Ryan slouched in the soft chair across from the couch, legs stretched out in front of him. Cathy said slouching was decidedly unpresidential, but this was his slouching room, away from the media and the peephole into the Oval from the door to the secretaries’ suite.
This thing in Cameroon left him feeling helpless. There was still no word on the deputy chief of mission’s wife — which meant she was still likely a hostage. Hell, the embassy was surrounded by troops, which meant that for all practical purposes everyone inside was a hostage. Ryan wanted to send in a battalion of Marines and bayonet every last son of a bitch that got in their way — but that was the reason people took hostages, wasn’t it. To keep from getting bayoneted from the start. It was usually just postponing the inevitable.

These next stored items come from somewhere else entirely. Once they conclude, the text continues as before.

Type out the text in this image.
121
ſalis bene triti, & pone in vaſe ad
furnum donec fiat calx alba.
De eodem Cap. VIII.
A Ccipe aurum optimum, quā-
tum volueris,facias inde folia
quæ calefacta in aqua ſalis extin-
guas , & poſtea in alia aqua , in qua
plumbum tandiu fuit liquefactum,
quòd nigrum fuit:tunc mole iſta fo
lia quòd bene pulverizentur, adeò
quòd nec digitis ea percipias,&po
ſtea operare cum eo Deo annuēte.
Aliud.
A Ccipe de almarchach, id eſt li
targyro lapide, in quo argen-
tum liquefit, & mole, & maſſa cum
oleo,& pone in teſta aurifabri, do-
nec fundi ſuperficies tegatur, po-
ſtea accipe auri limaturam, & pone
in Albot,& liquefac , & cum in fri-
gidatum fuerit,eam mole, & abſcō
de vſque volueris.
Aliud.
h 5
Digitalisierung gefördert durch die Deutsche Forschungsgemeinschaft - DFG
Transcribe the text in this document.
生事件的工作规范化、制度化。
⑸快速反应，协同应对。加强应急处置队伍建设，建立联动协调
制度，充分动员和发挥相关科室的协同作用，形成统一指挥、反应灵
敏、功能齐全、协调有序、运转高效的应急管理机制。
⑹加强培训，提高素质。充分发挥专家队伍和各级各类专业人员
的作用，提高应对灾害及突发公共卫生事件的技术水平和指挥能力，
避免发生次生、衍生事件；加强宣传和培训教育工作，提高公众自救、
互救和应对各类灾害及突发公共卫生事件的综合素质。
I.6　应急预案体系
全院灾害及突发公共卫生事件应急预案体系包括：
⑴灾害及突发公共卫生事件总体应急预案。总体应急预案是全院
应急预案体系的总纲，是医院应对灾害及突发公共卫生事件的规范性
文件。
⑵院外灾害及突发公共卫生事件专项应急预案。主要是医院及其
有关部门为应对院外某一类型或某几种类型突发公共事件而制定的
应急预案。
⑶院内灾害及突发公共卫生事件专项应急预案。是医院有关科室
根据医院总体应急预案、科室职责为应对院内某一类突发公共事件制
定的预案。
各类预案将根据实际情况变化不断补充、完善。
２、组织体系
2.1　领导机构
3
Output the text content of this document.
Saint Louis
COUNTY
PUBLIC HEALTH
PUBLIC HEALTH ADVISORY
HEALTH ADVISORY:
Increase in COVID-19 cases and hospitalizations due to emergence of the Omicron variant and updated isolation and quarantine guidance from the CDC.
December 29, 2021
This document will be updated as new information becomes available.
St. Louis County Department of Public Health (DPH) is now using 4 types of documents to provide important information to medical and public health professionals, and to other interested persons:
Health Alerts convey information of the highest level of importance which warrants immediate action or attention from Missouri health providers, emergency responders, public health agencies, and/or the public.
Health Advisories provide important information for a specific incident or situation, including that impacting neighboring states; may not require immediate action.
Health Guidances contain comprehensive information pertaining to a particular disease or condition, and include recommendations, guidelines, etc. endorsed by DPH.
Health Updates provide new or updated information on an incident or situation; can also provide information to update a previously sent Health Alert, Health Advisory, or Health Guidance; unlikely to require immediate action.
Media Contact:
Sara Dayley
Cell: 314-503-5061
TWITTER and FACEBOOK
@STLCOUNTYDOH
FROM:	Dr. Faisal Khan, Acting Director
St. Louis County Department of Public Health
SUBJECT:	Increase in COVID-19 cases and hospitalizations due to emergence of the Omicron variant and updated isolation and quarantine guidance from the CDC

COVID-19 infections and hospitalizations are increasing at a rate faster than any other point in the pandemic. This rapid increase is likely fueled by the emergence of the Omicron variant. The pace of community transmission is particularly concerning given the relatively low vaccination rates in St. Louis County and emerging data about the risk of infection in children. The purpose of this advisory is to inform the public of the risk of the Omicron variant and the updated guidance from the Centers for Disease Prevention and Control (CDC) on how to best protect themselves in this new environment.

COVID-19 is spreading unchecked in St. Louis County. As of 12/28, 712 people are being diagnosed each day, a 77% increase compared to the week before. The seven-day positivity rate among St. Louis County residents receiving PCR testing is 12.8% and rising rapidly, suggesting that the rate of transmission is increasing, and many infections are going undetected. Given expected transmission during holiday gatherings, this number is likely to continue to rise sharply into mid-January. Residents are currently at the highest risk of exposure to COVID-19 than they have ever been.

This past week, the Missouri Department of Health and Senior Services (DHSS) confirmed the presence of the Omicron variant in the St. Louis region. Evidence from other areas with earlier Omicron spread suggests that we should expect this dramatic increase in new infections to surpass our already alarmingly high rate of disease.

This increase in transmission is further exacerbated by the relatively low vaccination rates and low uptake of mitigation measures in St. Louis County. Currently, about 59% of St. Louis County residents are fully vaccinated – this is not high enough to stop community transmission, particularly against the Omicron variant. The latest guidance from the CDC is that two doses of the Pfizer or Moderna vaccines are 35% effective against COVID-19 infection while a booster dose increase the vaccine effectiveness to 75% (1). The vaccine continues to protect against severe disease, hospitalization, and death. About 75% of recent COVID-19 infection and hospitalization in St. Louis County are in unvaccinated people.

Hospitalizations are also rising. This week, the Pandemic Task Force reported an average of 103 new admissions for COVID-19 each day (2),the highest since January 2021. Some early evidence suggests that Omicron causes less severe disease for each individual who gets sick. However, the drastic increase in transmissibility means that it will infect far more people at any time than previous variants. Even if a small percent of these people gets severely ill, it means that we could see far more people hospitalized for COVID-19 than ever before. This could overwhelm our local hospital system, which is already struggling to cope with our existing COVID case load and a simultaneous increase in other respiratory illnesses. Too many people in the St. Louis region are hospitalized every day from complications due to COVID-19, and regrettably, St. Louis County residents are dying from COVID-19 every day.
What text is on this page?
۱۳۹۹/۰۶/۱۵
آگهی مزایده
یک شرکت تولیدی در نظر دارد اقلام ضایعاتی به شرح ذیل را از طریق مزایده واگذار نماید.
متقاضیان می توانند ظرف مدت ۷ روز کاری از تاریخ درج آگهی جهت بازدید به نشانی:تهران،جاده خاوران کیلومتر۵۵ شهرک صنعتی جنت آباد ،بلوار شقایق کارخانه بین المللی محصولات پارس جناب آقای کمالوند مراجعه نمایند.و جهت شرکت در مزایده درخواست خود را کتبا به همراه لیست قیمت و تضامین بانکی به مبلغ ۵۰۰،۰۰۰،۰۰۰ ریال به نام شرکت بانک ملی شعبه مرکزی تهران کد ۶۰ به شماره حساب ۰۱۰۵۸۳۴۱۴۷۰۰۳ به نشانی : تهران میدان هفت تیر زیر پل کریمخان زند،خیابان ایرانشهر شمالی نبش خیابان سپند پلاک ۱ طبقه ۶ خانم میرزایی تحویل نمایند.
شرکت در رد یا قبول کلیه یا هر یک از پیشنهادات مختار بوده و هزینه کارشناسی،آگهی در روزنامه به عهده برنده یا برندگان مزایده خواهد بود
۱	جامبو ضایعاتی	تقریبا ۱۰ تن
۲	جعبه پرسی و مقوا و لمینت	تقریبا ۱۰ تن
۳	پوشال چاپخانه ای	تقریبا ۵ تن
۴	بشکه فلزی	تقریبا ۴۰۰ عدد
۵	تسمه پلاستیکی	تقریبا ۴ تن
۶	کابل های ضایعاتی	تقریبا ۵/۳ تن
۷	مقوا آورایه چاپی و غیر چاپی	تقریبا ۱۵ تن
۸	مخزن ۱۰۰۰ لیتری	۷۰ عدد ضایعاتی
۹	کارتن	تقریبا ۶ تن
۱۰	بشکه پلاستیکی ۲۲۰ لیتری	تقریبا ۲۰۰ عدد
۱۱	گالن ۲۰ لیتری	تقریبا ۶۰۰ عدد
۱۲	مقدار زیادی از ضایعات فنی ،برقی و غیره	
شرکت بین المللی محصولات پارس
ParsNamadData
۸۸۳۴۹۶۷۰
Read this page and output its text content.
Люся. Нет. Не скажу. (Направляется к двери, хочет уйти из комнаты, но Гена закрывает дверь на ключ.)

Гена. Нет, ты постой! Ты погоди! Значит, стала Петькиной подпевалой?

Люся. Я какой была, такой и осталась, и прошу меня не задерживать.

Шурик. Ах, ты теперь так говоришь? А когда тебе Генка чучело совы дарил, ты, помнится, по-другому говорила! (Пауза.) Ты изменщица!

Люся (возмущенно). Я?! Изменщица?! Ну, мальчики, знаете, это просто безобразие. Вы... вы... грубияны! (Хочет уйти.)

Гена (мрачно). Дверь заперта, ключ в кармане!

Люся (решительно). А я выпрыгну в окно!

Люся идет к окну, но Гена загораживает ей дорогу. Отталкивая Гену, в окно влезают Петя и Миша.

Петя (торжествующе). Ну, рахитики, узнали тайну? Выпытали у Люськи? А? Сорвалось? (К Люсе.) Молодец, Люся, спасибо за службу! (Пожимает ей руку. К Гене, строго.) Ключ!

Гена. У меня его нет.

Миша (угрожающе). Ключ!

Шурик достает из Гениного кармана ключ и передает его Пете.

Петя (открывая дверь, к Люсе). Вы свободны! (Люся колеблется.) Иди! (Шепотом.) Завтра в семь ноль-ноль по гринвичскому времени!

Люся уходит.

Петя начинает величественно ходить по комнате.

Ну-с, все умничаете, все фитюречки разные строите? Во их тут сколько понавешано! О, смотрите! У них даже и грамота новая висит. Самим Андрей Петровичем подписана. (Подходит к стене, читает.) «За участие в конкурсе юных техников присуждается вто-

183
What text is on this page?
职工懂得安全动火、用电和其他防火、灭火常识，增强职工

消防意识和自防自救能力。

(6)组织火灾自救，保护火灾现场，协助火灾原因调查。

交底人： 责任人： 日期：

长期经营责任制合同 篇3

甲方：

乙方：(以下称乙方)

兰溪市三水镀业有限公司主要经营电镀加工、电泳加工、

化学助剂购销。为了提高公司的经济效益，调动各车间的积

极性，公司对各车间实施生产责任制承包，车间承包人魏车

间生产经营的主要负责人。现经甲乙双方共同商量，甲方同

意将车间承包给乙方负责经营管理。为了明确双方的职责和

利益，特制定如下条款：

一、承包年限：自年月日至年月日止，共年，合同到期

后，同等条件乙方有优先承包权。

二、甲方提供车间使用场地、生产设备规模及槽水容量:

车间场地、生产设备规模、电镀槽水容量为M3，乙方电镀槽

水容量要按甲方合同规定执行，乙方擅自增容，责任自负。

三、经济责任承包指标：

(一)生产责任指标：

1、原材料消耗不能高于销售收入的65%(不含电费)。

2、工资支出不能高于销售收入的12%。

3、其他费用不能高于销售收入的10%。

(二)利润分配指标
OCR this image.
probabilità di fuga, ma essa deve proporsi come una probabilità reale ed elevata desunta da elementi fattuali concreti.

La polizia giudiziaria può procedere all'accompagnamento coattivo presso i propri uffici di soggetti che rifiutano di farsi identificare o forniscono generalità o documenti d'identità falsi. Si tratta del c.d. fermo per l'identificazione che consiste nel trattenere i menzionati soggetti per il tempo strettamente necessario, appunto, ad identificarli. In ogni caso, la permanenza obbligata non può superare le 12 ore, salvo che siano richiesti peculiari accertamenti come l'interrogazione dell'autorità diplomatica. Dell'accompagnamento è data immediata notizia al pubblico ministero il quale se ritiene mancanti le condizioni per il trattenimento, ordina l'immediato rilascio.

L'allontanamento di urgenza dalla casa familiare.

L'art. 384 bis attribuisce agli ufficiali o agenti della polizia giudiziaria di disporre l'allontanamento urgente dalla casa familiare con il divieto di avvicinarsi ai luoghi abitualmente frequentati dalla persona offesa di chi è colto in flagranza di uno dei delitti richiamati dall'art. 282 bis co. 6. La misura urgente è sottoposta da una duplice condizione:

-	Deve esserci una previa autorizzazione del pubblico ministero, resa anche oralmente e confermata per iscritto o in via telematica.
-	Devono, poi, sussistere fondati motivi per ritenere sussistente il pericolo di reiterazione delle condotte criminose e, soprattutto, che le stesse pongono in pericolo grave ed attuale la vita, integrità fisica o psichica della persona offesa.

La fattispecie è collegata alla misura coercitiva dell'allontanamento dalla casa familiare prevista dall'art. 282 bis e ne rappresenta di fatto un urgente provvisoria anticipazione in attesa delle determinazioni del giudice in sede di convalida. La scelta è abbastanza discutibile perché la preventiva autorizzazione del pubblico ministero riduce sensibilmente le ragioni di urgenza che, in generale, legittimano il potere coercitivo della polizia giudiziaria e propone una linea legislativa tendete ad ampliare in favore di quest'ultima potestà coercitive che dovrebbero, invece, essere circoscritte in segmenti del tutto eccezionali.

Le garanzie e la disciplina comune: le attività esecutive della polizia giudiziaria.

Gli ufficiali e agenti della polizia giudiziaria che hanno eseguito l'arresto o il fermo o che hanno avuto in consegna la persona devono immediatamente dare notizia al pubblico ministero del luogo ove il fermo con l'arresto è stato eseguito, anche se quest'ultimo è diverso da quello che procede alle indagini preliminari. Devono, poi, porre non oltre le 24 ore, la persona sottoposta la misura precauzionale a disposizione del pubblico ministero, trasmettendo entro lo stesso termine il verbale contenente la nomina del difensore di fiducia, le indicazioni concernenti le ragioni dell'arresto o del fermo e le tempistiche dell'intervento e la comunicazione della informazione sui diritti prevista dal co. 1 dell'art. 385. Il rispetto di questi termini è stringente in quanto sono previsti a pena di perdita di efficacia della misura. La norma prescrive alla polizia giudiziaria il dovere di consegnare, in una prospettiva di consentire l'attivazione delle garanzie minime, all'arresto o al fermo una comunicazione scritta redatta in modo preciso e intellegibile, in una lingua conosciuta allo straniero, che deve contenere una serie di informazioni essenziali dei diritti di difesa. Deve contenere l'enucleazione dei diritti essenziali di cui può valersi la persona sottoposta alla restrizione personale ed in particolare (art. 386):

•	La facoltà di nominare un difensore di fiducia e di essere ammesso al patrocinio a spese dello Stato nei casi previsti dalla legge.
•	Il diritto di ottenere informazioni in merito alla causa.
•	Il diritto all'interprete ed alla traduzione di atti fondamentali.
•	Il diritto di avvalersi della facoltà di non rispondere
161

Across the office, van Damm was taking a break from worrying about the hostage crisis to shake his fist at a video of Senator Chadwick’s earlier press conference. He sat down again, the veins on the side of his neck pulsing above his collar. “She’s crossing the line, Jack.”
Ryan looked up, jarred from his thoughts about Africa. “Not quite. Notice how she couches all her remarks and tweets under the guise of wanting to find the truth?”
Foley squinted at the computer like her face hurt. “Intimidation of your political opponents? Where did she get that from?”
Ryan shrugged. “Beats me.”
“What does she have against the administration?” Foley asked.
“I’m telling you,” Ryan said. “It’s me personally. For some reason, she finds me the ultimate villain that must be thwarted. Sometimes I think she’s evil — and other times, I think she truly believes I am.”
Van Damm leaned his head back, giving an exhausted sigh. “Yeah, but your own private goon squad?”
Ryan rubbed his face, suddenly very tired. “She’s not a hundred percent wrong there. I mean, they’re not goons, but you know what I mean.”